This is both strange but true.
The Eyebrow Auto Brake—a car braking system operated by the driver’s eyebrows—featured in Popular Mechanics magazine, 1965.
It is not a real safety system. Rather, it is a tongue-in-cheek illustration of a car that braked when the driver raised their eyebrows. The idea played on the notion that drivers instinctively widen their eyes (and lift eyebrows) in moments of surprise or danger. Sensors were humorously depicted as detecting eyebrow movement and triggering the brakes.
Mid-1960s Popular Mechanics occasionally published April-Fools-style concepts and speculative futurism. Naturally,these columns appeared during an era when: Power brakes were still not universal, seat belts were controversial and real automated safety systems were a figment of most people's imagination.
Fast forward to today - six decades later - and safety technology commonly found in today's vehicles. Including but not limited to:
Seat and shoulder belts, anti-lock brakes, airbags, crumple zones with passenger cabin safety cages, traction control, rear-view camera, adaptive cruise control, speed limit recognition, automatic high beams, electronic stability control, blind spot monitoring, rear cross-traffic alert, front and rear parking sensors - including autonomous parking, automatic reverse braking, lane departure warning and lane-keeping assistance, forward collision warning and automatic emergency braking, intersection collision detection with evasive steering assist and 360 degree camera systems.

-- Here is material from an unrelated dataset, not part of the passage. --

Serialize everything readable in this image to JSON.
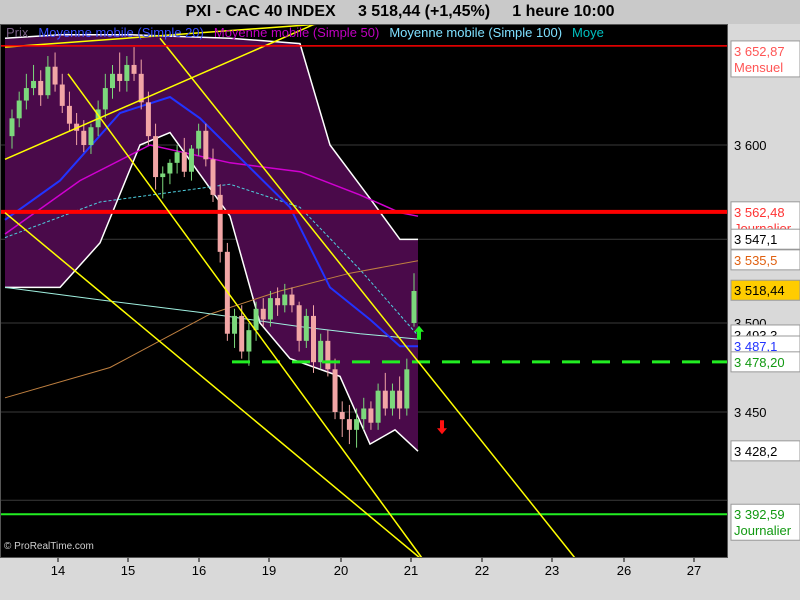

And let's not forget the eyebrows; there is driver attention and drowsiness monitoring too. If my eyes wander for only a second too long my daily drive issues a visual and audible warning. Don't think about this very hard - this technology is going to keep older drivers on the road; longer and safer than ever before.
Popular Mechanics may have been pulling someone's leg in 1965 yet they were prescient.